Der Netiwot Schalom erklärt dieses Konzept ausführlicher. Der Mensch wurde geschaffen, um Haschem zu anerkennen und diese Anerkennung auszudrücken. Dies wird vorwiegend durch unsere Münder getan. Als solche werden unsere Münder zum Keli Scharet, mit dem wir diesen G"ttlichen Dienst ausüben. Genauso wie wir finden, dass die Bestandteile eines Mehlopfers, sobald sie in ein Keli Scharet gelegt werden, sie eine Verwandlung durchmachen und geheiligt werden, so haben auch weltliche Gegenstände, wenn sie mit dem Keli Scharet - das als unser Mund bekannt ist - in Kontakt kommen, die Fähigkeit, sich zu verwandeln und heilig zu werden.
Unsere Münder haben eine tiefe Auswirkung auf andere. Wir haben die Begabung, die Macht, die uns gegeben wurde, auf konstruktive Art zu lenken und unsere Münder und diejenigen, die von ihnen berührt werden, zu stärken und zu heiligen. Und wie bei allen Kräften in dieser Welt wird das Potential dieser Kräfte für Gutes vom Potential dieser Kräfte für Schlechtes begleitet. Wir können mit dieser Kraft andere aufbauen aber auch herabmachen. Wir können ihnen das Gefühl geben oder auch wegnehmen, dass sie im Ebenbild des Ewigen geschaffen wurden. Wir können damit Weltliches in Heiliges oder auch umgekehrt Heiliges in Weltliches verwandeln.

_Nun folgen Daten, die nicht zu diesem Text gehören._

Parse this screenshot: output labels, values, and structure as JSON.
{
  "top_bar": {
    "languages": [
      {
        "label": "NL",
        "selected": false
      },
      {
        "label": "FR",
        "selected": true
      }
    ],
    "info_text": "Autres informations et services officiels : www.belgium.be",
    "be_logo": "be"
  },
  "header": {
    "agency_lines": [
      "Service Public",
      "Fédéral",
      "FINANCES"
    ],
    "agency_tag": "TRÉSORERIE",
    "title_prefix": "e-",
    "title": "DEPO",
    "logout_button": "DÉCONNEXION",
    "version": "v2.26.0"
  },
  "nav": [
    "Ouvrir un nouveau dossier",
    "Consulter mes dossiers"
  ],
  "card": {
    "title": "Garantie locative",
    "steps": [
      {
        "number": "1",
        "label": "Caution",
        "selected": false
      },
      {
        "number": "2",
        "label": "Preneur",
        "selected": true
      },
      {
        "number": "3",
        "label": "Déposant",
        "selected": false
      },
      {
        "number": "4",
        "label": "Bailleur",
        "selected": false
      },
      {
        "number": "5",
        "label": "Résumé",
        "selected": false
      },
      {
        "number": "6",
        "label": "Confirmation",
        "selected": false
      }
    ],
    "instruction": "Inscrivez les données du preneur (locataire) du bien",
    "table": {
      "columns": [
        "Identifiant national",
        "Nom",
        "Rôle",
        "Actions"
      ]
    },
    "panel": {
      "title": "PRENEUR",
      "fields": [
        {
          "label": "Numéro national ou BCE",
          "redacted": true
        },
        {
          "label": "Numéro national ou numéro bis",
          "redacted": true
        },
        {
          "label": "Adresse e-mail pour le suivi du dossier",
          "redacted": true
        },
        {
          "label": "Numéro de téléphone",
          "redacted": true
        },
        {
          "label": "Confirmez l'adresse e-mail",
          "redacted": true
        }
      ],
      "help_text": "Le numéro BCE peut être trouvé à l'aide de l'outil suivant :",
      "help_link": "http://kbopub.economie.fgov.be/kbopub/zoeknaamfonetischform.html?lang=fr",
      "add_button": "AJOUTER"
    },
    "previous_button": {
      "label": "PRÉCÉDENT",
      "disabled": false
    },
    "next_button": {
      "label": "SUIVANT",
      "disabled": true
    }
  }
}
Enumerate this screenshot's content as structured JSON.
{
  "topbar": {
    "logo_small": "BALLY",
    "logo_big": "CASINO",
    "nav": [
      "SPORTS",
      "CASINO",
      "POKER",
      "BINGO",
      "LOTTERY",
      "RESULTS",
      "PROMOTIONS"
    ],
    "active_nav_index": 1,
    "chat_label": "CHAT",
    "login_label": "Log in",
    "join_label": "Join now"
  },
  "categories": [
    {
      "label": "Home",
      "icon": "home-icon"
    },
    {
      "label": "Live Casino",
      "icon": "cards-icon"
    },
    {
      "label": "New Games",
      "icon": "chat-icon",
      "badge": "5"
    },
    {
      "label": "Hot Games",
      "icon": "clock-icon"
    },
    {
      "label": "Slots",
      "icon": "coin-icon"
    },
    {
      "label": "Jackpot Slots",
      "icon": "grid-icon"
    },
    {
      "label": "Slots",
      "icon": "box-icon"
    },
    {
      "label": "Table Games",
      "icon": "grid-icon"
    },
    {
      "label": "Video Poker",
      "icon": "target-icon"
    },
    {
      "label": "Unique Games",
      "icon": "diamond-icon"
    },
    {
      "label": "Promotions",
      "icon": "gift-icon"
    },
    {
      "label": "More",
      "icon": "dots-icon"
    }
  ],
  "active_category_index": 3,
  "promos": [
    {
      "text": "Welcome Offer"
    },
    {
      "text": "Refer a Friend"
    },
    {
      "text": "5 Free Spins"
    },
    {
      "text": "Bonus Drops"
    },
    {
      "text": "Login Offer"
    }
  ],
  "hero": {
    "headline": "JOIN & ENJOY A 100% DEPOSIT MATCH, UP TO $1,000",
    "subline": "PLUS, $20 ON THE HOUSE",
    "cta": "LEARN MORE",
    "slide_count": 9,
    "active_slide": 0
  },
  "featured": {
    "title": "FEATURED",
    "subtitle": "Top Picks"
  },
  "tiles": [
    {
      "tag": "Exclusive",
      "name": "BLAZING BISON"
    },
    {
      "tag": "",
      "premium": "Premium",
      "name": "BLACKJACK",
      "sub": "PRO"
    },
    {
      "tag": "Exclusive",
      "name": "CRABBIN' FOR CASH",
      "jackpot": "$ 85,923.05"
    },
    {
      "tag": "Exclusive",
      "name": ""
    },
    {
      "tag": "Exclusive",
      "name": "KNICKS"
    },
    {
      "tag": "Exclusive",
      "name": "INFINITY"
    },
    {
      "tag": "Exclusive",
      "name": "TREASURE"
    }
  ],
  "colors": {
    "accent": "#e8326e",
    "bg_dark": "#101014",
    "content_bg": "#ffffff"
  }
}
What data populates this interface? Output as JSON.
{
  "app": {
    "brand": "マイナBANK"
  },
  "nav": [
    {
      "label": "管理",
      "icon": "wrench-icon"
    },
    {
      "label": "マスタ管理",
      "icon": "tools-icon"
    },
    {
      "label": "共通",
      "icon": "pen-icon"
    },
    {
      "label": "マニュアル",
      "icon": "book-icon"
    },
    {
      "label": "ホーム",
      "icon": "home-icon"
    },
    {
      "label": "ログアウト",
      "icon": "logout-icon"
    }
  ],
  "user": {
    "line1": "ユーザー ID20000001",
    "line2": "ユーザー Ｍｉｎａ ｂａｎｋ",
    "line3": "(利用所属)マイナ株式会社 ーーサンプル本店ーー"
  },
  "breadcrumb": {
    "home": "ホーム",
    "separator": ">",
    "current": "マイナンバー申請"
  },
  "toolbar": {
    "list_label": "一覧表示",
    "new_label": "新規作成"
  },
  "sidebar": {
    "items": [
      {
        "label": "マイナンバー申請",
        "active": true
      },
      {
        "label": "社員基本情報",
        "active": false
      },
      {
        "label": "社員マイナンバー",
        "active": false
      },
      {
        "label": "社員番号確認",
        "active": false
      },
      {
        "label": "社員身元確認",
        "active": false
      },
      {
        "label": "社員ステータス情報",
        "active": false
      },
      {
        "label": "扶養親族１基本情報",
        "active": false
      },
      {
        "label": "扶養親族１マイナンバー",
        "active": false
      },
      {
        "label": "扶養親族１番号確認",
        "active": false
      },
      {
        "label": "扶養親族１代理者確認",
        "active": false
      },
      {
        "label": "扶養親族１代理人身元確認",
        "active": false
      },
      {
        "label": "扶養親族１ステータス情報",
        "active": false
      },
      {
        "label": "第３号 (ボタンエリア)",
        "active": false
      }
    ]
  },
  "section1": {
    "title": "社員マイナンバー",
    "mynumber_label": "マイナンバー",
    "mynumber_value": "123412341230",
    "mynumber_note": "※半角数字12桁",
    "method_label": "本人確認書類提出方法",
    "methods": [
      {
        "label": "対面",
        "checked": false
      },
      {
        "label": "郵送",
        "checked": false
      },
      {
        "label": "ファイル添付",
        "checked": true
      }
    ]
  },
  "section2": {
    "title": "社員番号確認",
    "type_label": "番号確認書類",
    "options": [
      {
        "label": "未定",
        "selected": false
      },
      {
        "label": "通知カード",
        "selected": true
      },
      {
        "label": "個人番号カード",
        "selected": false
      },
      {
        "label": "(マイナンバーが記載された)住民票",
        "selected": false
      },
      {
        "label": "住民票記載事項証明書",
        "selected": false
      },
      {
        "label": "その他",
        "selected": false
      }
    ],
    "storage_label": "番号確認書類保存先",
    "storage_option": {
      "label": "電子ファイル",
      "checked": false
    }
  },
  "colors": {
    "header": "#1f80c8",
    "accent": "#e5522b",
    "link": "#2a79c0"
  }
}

Zuweilen können unsere Münder - ohne unser Wissen - das heilige Gerät werden, durch das der Allmächtige lebenswichtige Botschaften fürs Leben anderer Leute übermittelt.
Es wird eine lehrreiche Geschichte über den Ba’al Schem Tow erzählt. Als der Ba’al Schem Tow sich vorbereitete, diese Welt zu verlassen, rief er seine nahen Anhänger zu sich und enthüllte jedem die Aufgabe, die er zu erfüllen hatte. Ein Schüler namens Raw Chajim erhielt den Auftrag, seinen Lebensunterhalt damit zu verdienen, indem er von Stadt zu Stadt reisen und Geschichten über den Ba’al Schem Tow erzählen solle.
Etwas überrascht, fragte er ängstlich, wie lange er denn herumreisen und Geschichten erzählen müsse. "Du wirst ein Zeichen vom Himmel erhalten, wodurch du wissen wirst, dass die Zeit gekommen ist, dass du aufhören kannst", antwortete der Ba’al Schem Tow.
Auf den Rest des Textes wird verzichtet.